Seth aparece na sala com duas toalhas na mão, ele me envolve com uma — depositando um beijo no meu ombro — e usa a outra pra se secar.

— Aconteceu uma acidente de carro na estrada então não vamos conseguir voltar — ele explica.

Jake e papai tinha ido na fisioterapia hoje de tarde, era uma milagre que meu pai tenha parado de reclamar sobre os exercícios. A chuva na cidade deve estar bem feia mesmo.

— Mas vocês tem onde ficar?

— Vamos ficar no apartamento novo da Nessie, ainda está vazio mas tem tudo que precisamos pra noite.

Assinto mesmo sabendo que ele não poderia ver.

— Tudo bem então.

Há uma pequena pausa antes de Jacob falar:

— Nada de ficar saindo por aí, não sabemos o que pode acontecer.

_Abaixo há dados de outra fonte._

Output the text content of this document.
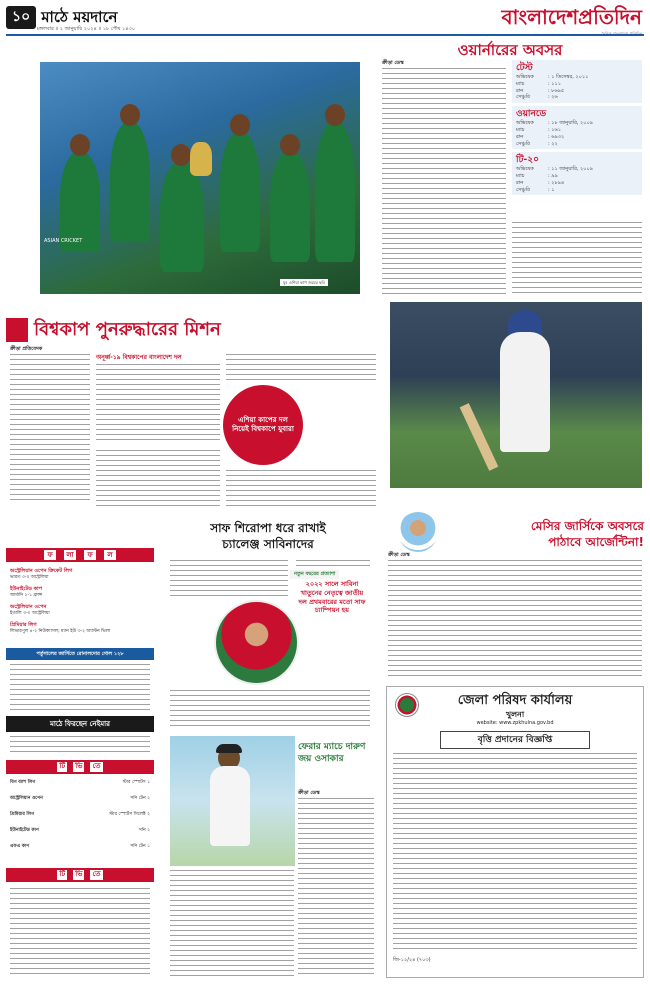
১০ মাঠে ময়দানে
মঙ্গলবার ॥ ২ জানুয়ারি ২০২৪ ॥ ১৮ পৌষ ১৪৩০	বাংলাদেশপ্রতিদিন
ওয়ার্নারের অবসর
ক্রীড়া ডেস্ক	টেস্ট
অভিষেক	: ১ ডিসেম্বর, ২০১১
ম্যাচ	: ১১১
রান	: ৮৬৯৫
সেঞ্চুরি	: ২৬
ওয়ানডে
অভিষেক	: ১৮ জানুয়ারি, ২০০৯
ম্যাচ	: ১৬১
রান	: ৬৯৩২
সেঞ্চুরি	: ২২
টি-২০
অভিষেক	: ১১ জানুয়ারি, ২০০৯
ম্যাচ	: ৯৯
রান	: ২৮৯৪
সেঞ্চুরি	: ১
ASIAN CRICKET
যুব এশিয়া কাপ জয়ের ছবি
বিশ্বকাপ পুনরুদ্ধারের মিশন
ক্রীড়া প্রতিবেদক
অনূর্ধ্ব-১৯ বিশ্বকাপের বাংলাদেশ দল
এশিয়া কাপের দল নিয়েই বিশ্বকাপে যুবারা
মেসির জার্সিকে অবসরে
পাঠাবে আর্জেন্টিনা!
ক্রীড়া ডেস্ক
সাফ শিরোপা ধরে রাখাই
চ্যালেঞ্জ সাবিনাদের
নতুন বছরের প্রত্যাশা
২০২২ সালে সাবিনা খাতুনের নেতৃত্বে জাতীয় দল প্রথমবারের মতো সাফ চ্যাম্পিয়ন হয়
ফেরার ম্যাচে দারুণ জয় ওসাকার
ক্রীড়া ডেস্ক
ফ	লা	ফ	ল
অস্ট্রেলিয়ান ওপেন ক্রিকেট লিগ
ভারত ৩-০ অস্ট্রেলিয়া
ইউনাইটেড কাপ
জার্মানি ২-১ ফ্রান্স
অস্ট্রেলিয়ান ওপেন
ইতালি ৩-০ অস্ট্রেলিয়া
প্রিমিয়ার লিগ
লিভারপুল ৪-২ নিউক্যাসল; ম্যান ইউ ৩-২ অ্যাস্টন ভিলা
পর্তুগালের জার্সিতে রোনালদোর গোল ১২৮
মাঠে ফিরছেন নেইমার
টি ভি তে
বিগ ব্যাশ লিগ	স্টার স্পোর্টস ১
অস্ট্রেলিয়ান ওপেন	সনি টেন ২
প্রিমিয়ার লিগ	স্টার স্পোর্টস সিলেক্ট ২
ইউনাইটেড কাপ	সনি ২
এফএ কাপ	সনি টেন ১
টি ভি তে
জেলা পরিষদ কার্যালয়
খুলনা
website: www.zpkhulna.gov.bd
বৃত্তি প্রদানের বিজ্ঞপ্তি
জি-১২/২৪ (৭০৩)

É claro que eu não tinha a mínima intenção de sair vagando pela reserva com esse tempo horrível. Queria tomar um banho quente, beber chocolate e assistir o asiático da série de zumbis escapando da morte pela milésima vez, esse sim era um bom plano.

— Não pretendo sair Jake.

— Vou ligar pro Seth e...

— Na verdade ele já está aqui — o interrompo.

Meu irmão respira profundamente e então diz:

— Ah é? — seu tom de voz não parecia muito surpreso.

— É, estávamos na praia.

— Sozinhos então?

— É — assumo fazendo careta.

Há uma longa pausa.

— Vou ligar pra Leah — decreta.

Isso me tira um pouco do sério.

— Jake, eu já sou bem grandinha!

— Você está certa — concorda, mais rápido do que eu esperava. — Me deixa falar com o Seth por favor.

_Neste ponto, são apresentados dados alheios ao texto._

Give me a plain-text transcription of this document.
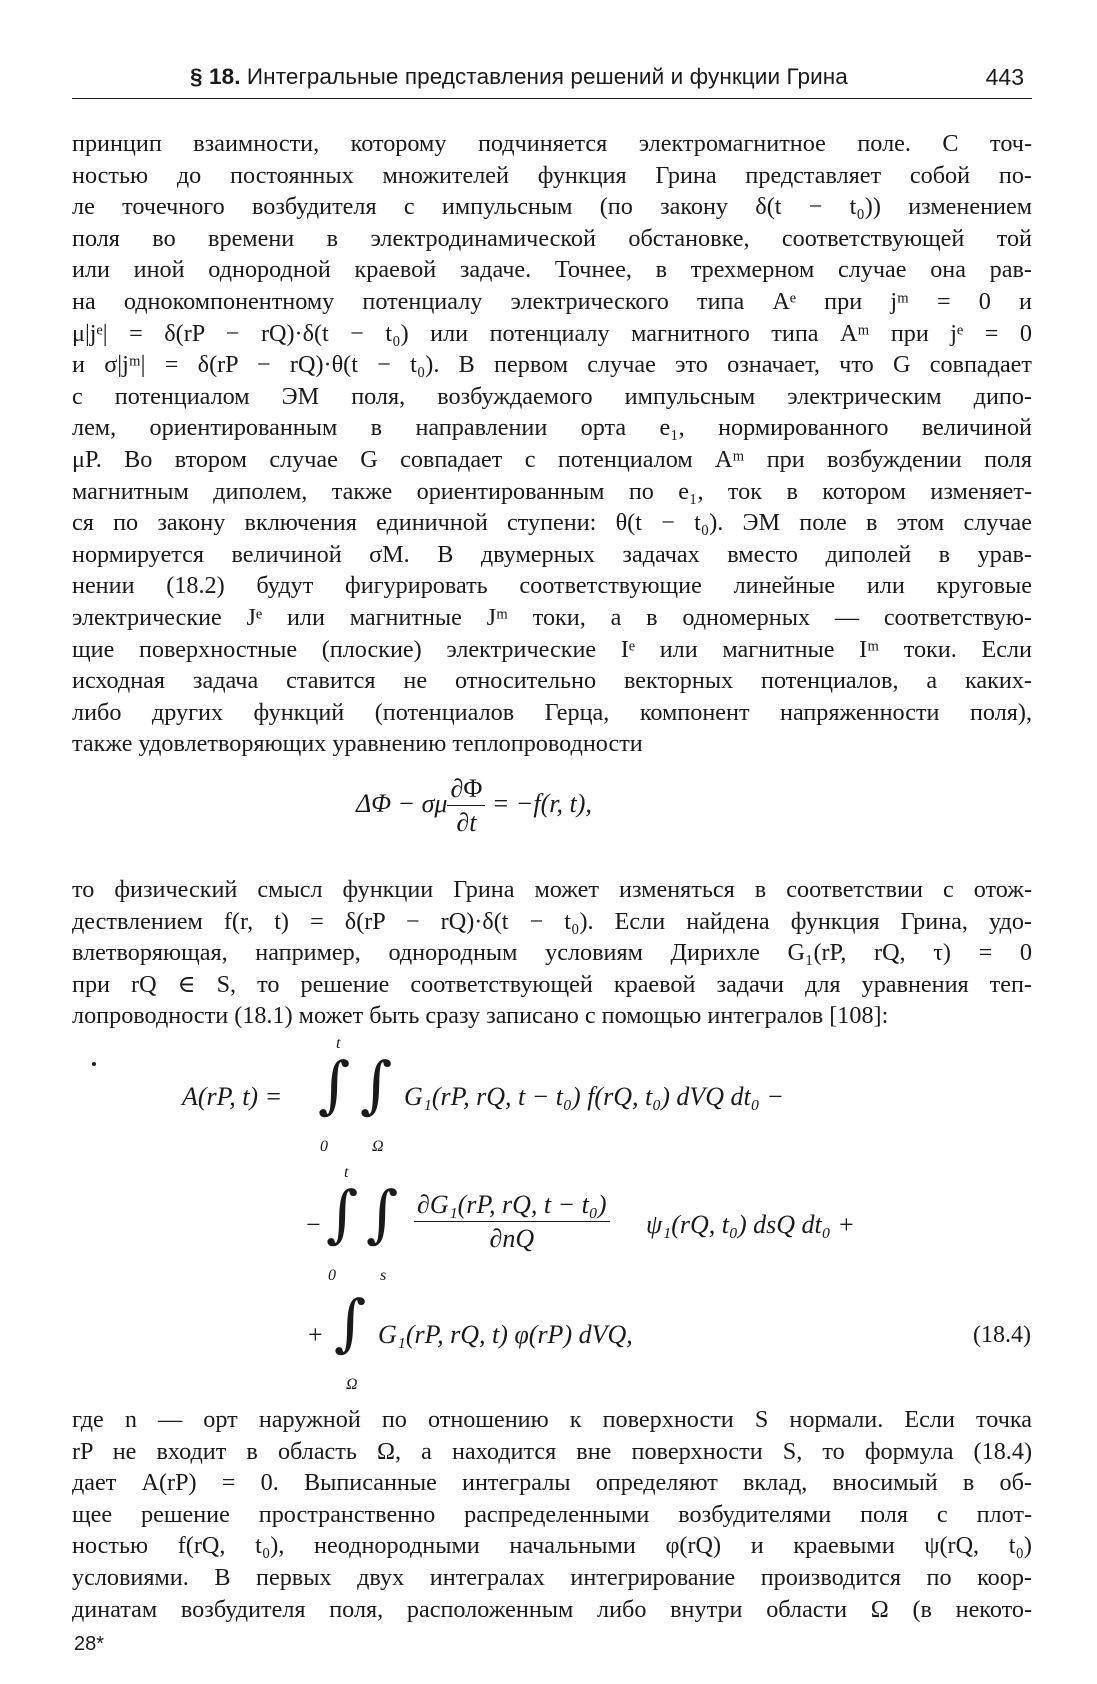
§ 18. Интегральные представления решений и функции Грина	443
принцип взаимности, которому подчиняется электромагнитное поле. С точ-
ностью до постоянных множителей функция Грина представляет собой по-
ле точечного возбудителя с импульсным (по закону δ(t − t₀)) изменением
поля во времени в электродинамической обстановке, соответствующей той
или иной однородной краевой задаче. Точнее, в трехмерном случае она рав-
на однокомпонентному потенциалу электрического типа Aᵉ при jᵐ = 0 и
μ|jᵉ| = δ(rP − rQ)·δ(t − t₀) или потенциалу магнитного типа Aᵐ при jᵉ = 0
и σ|jᵐ| = δ(rP − rQ)·θ(t − t₀). В первом случае это означает, что G совпадает
с потенциалом ЭМ поля, возбуждаемого импульсным электрическим дипо-
лем, ориентированным в направлении орта e₁, нормированного величиной
μP. Во втором случае G совпадает с потенциалом Aᵐ при возбуждении поля
магнитным диполем, также ориентированным по e₁, ток в котором изменяет-
ся по закону включения единичной ступени: θ(t − t₀). ЭМ поле в этом случае
нормируется величиной σM. В двумерных задачах вместо диполей в урав-
нении (18.2) будут фигурировать соответствующие линейные или круговые
электрические Jᵉ или магнитные Jᵐ токи, а в одномерных — соответствую-
щие поверхностные (плоские) электрические Iᵉ или магнитные Iᵐ токи. Если
исходная задача ставится не относительно векторных потенциалов, а каких-
либо других функций (потенциалов Герца, компонент напряженности поля),
также удовлетворяющих уравнению теплопроводности
ΔΦ − σμ $\frac{\partial\Phi}{\partial t} = -f(r$, t),
то физический смысл функции Грина может изменяться в соответствии с отож-
дествлением f(r, t) = δ(rP − rQ)·δ(t − t₀). Если найдена функция Грина, удо-
влетворяющая, например, однородным условиям Дирихле G₁(rP, rQ, τ) = 0
при rQ ∈ S, то решение соответствующей краевой задачи для уравнения теп-
лопроводности (18.1) может быть сразу записано с помощью интегралов [108]:
t
∫
0
∫
Ω
A(rP, t) =	G₁(rP, rQ, t − t₀) f(rQ, t₀) dVQ dt₀ −
t
− ∫
0
∫
s
$\frac{\text{∂G₁(rP, rQ, t − t₀)}}{\partial nQ} \psi_1(rQ$, t₀) dsQ dt₀ +
+ ∫
Ω
G₁(rP, rQ, t) φ(rP) dVQ,	(18.4)
где n — орт наружной по отношению к поверхности S нормали. Если точка
rP не входит в область Ω, а находится вне поверхности S, то формула (18.4)
дает A(rP) = 0. Выписанные интегралы определяют вклад, вносимый в об-
щее решение пространственно распределенными возбудителями поля с плот-
ностью f(rQ, t₀), неоднородными начальными φ(rQ) и краевыми ψ(rQ, t₀)
условиями. В первых двух интегралах интегрирование производится по коор-
динатам возбудителя поля, расположенным либо внутри области Ω (в некото-
28*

Estendo o telefone para Seth.

— Quer falar com você.

Seth pega o telefone e eu me apoio na mesa, o observando.

— Alô? — ele atende. — Você é bem chato sabia? Sério? Nem uma vez só? Claro que não. Tudo bem eu prometo. Boa noite.

Estendo a mão pra pegar o telefone de volta mas Seth o coloca no gancho.

— O que ele falou?

— Coisas como ficar bem longe de você e cortar minha parte íntima fora, só o básico.

Acho graça.

— Só o básico — concordo.

Seth coça a nuca.

— Talvez seja melhor eu ir pra casa.

Minha expressão desmancha imediatamente.

— Mas está chovendo muito — insisto.

— Eu sou um lobo.

— Lobos também gripam — falo mas eu sabia que não era verdade.

— Na verdade não.

Bufo e cruzo os braços, o odiando por me fazer falar isso em voz alta.

— Eu quero que fique!

Os Deuses finalmente mostram que estão ao meu favor e um trovão ecoa pela casa me arrepiando inteira e apagando a luz. Dou um pequeno pulo de susto.

— Não posso deixar você sozinha no escuro né? — pergunta Seth, dando de ombros.

— Não, não pode.

— Eu fico — diz, tentando disfarçar o sorriso.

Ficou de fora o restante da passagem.